When AI Tools Start Feeding Each Other: Our New Dev Workflow Experiment
Lately, we've been running a workflow experiment that feels like a real turning point in how we build.
The setup is simple but powerful:
- Codex/CYOU as a sandboxed execution environment, linked to GitHub
- Copilot + VS Code for local split-screen iteration, review, and validation
- PR-first collaboration as the shared checkpoint between both sides
Click image to enlarge ↗
The Workflow We Tested
We used Codex/CYOU to handle scoped implementation work in a sandbox, with changes tracked cleanly through GitHub. At the same time, in local VS Code (with Copilot), we reviewed, refined, and validated changes side-by-side — often in split screen while PRs were still evolving.
That gave us a fast loop:
- Prototype in sandbox
- Open/inspect PRs in GitHub
- Validate and refine locally in VS Code
- Feed findings back into the next iteration
It felt less like “tool switching” and more like one connected system.
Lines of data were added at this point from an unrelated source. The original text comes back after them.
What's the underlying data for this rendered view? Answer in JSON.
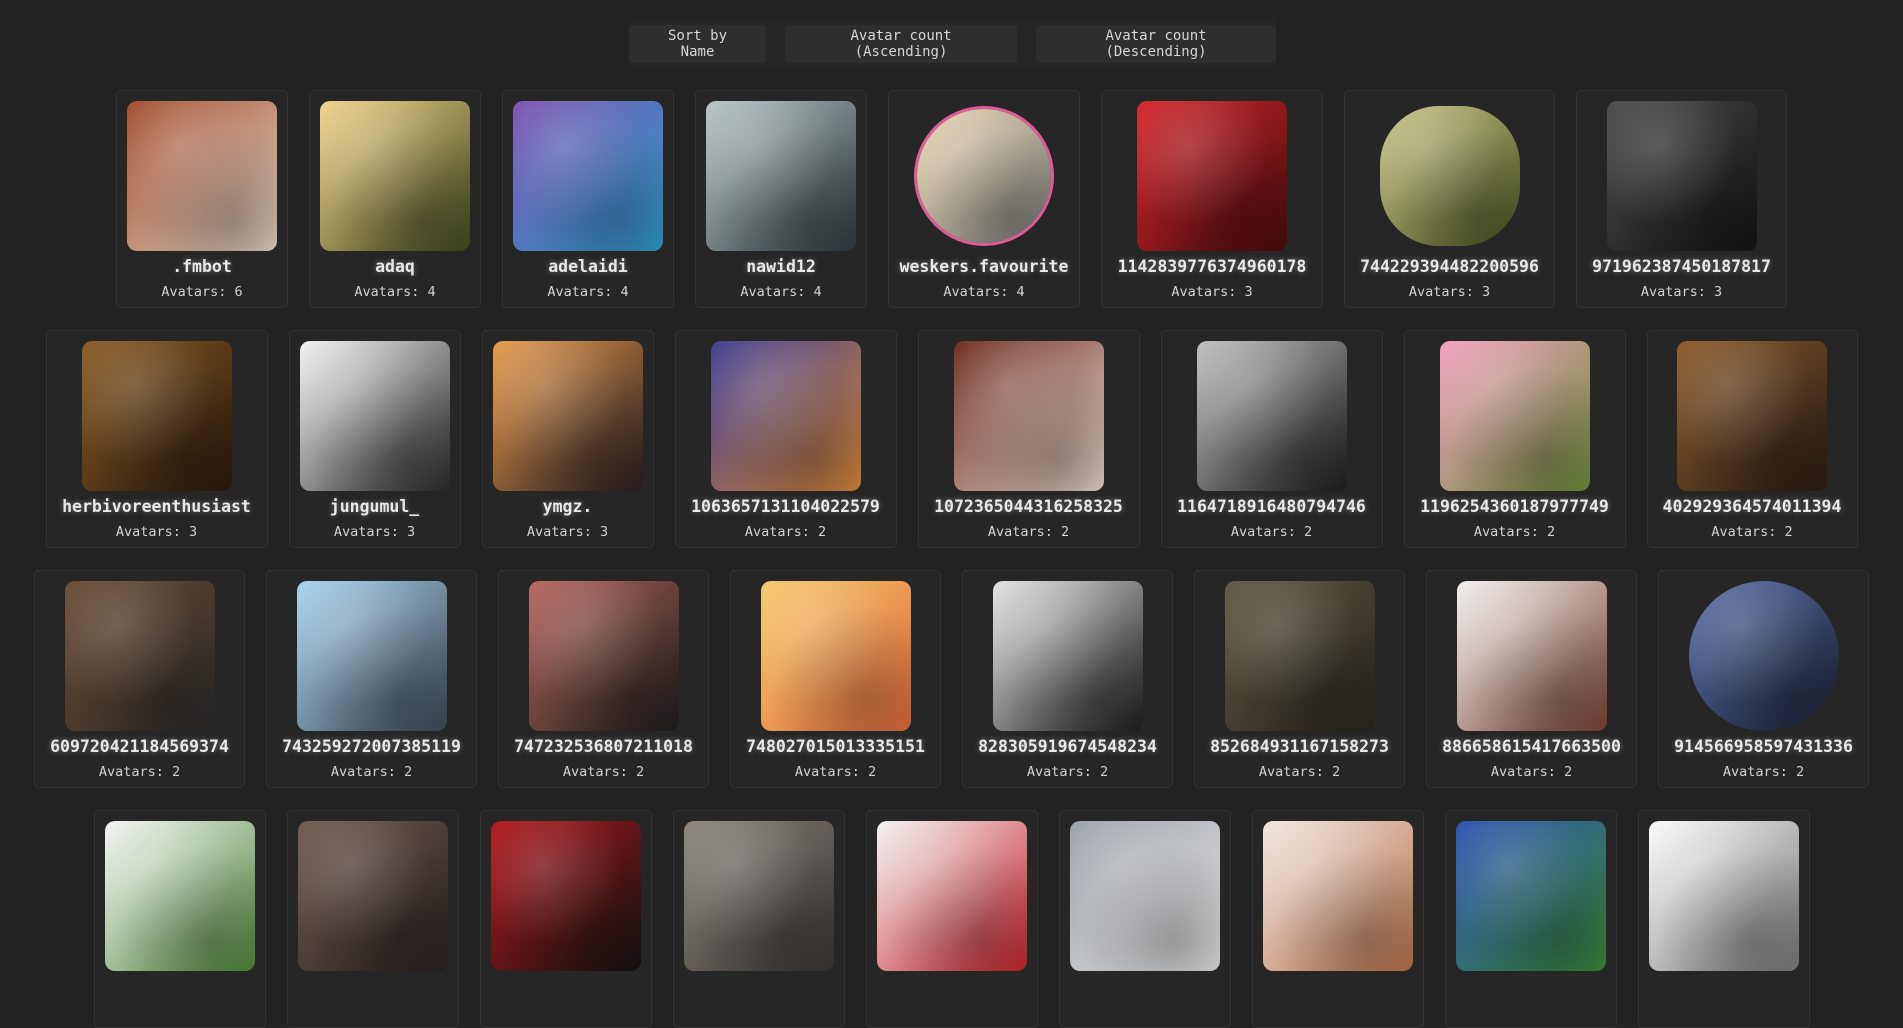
{
  "sort_buttons": [
    {
      "label": "Sort by Name"
    },
    {
      "label": "Avatar count (Ascending)"
    },
    {
      "label": "Avatar count (Descending)"
    }
  ],
  "count_prefix": "Avatars: ",
  "rows": [
    [
      {
        "name": ".fmbot",
        "count": 6,
        "colors": [
          "#a0492a",
          "#e3d7c6"
        ],
        "shape": "rounded"
      },
      {
        "name": "adaq",
        "count": 4,
        "colors": [
          "#f3d38a",
          "#3f4a1e"
        ],
        "shape": "rounded"
      },
      {
        "name": "adelaidi",
        "count": 4,
        "colors": [
          "#7a4fb0",
          "#2e9fd0"
        ],
        "shape": "rounded"
      },
      {
        "name": "nawid12",
        "count": 4,
        "colors": [
          "#b8c4c6",
          "#2f3a3e"
        ],
        "shape": "rounded"
      },
      {
        "name": "weskers.favourite",
        "count": 4,
        "colors": [
          "#e8d6b0",
          "#7d7d7d"
        ],
        "shape": "scallop"
      },
      {
        "name": "1142839776374960178",
        "count": 3,
        "colors": [
          "#d3262b",
          "#4a0b0c"
        ],
        "shape": "rounded"
      },
      {
        "name": "744229394482200596",
        "count": 3,
        "colors": [
          "#c9c48a",
          "#4b5520"
        ],
        "shape": "badge"
      },
      {
        "name": "971962387450187817",
        "count": 3,
        "colors": [
          "#4a4a4a",
          "#141414"
        ],
        "shape": "rounded"
      }
    ],
    [
      {
        "name": "herbivoreenthusiast",
        "count": 3,
        "colors": [
          "#8a5a24",
          "#2a1a0c"
        ],
        "shape": "rounded"
      },
      {
        "name": "jungumul_",
        "count": 3,
        "colors": [
          "#f2f2f2",
          "#2b2b2b"
        ],
        "shape": "rounded"
      },
      {
        "name": "ymgz.",
        "count": 3,
        "colors": [
          "#e79a4a",
          "#2a1e22"
        ],
        "shape": "rounded"
      },
      {
        "name": "1063657131104022579",
        "count": 2,
        "colors": [
          "#3b3a8f",
          "#d98a3a"
        ],
        "shape": "rounded"
      },
      {
        "name": "1072365044316258325",
        "count": 2,
        "colors": [
          "#6b2a1c",
          "#e9d9cf"
        ],
        "shape": "rounded"
      },
      {
        "name": "1164718916480794746",
        "count": 2,
        "colors": [
          "#bfbfbf",
          "#1e1e1e"
        ],
        "shape": "rounded"
      },
      {
        "name": "1196254360187977749",
        "count": 2,
        "colors": [
          "#f29fc0",
          "#6f8e3a"
        ],
        "shape": "rounded"
      },
      {
        "name": "402929364574011394",
        "count": 2,
        "colors": [
          "#8b5a2b",
          "#2a1d14"
        ],
        "shape": "rounded"
      }
    ],
    [
      {
        "name": "609720421184569374",
        "count": 2,
        "colors": [
          "#6a4a30",
          "#2c2c2c"
        ],
        "shape": "rounded"
      },
      {
        "name": "743259272007385119",
        "count": 2,
        "colors": [
          "#a7d3ef",
          "#3f4a57"
        ],
        "shape": "rounded"
      },
      {
        "name": "747232536807211018",
        "count": 2,
        "colors": [
          "#b5655a",
          "#1e1e1e"
        ],
        "shape": "rounded"
      },
      {
        "name": "748027015013335151",
        "count": 2,
        "colors": [
          "#f5c96e",
          "#e26a3a"
        ],
        "shape": "rounded"
      },
      {
        "name": "828305919674548234",
        "count": 2,
        "colors": [
          "#e4e4e4",
          "#1f1f1f"
        ],
        "shape": "rounded"
      },
      {
        "name": "852684931167158273",
        "count": 2,
        "colors": [
          "#5e5642",
          "#2b2620"
        ],
        "shape": "rounded"
      },
      {
        "name": "886658615417663500",
        "count": 2,
        "colors": [
          "#f1efee",
          "#7b4334"
        ],
        "shape": "rounded"
      },
      {
        "name": "914566958597431336",
        "count": 2,
        "colors": [
          "#5a6fa8",
          "#1c2236"
        ],
        "shape": "round"
      }
    ],
    [
      {
        "name": "",
        "count": null,
        "colors": [
          "#f4f4f4",
          "#4f8a3a"
        ],
        "shape": "rounded"
      },
      {
        "name": "",
        "count": null,
        "colors": [
          "#6e5a50",
          "#2a2220"
        ],
        "shape": "rounded"
      },
      {
        "name": "",
        "count": null,
        "colors": [
          "#b3161a",
          "#141414"
        ],
        "shape": "rounded"
      },
      {
        "name": "",
        "count": null,
        "colors": [
          "#8a847c",
          "#3a3633"
        ],
        "shape": "rounded"
      },
      {
        "name": "",
        "count": null,
        "colors": [
          "#f2f2f2",
          "#c8232b"
        ],
        "shape": "rounded"
      },
      {
        "name": "",
        "count": null,
        "colors": [
          "#9aa0a8",
          "#e4e4e4"
        ],
        "shape": "rounded"
      },
      {
        "name": "",
        "count": null,
        "colors": [
          "#f1e6e0",
          "#b9734a"
        ],
        "shape": "rounded"
      },
      {
        "name": "",
        "count": null,
        "colors": [
          "#2b4fb0",
          "#3a8a3a"
        ],
        "shape": "rounded"
      },
      {
        "name": "",
        "count": null,
        "colors": [
          "#fafafa",
          "#7a7a7a"
        ],
        "shape": "rounded"
      }
    ]
  ]
}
Parallel Project Experiment
One of the most interesting parts: we even tried this across multiple projects at the same time. In this exact moment, we're updating this blog while also iterating on small internal tools using the same process.
Instead of context-switch chaos, we got a surprisingly smooth rhythm:
- clear boundaries in sandbox branches,
- local confidence checks in editor,
- fast feedback through PRs.
What Changed for Us
This experiment made something obvious:
We're no longer just using AI tools.
We're building a cycle where each tool improves the others.
The blog documents the experiments. The tools improve from what we learn. Those improved tools make the next experiment better. And each iteration compounds.
That recursive loop — experiment → tool improvement → better experiment — is exactly what makes this exciting.
Why This Matters
This isn't just about speed. It's about creating a living development system that grows with us:
- workflows become reusable,
- experiments become structured,
- insights become operational improvements.
The most exciting part is that the tooling itself evolves alongside the process.
We're not just shipping features anymore. We're evolving the way we build.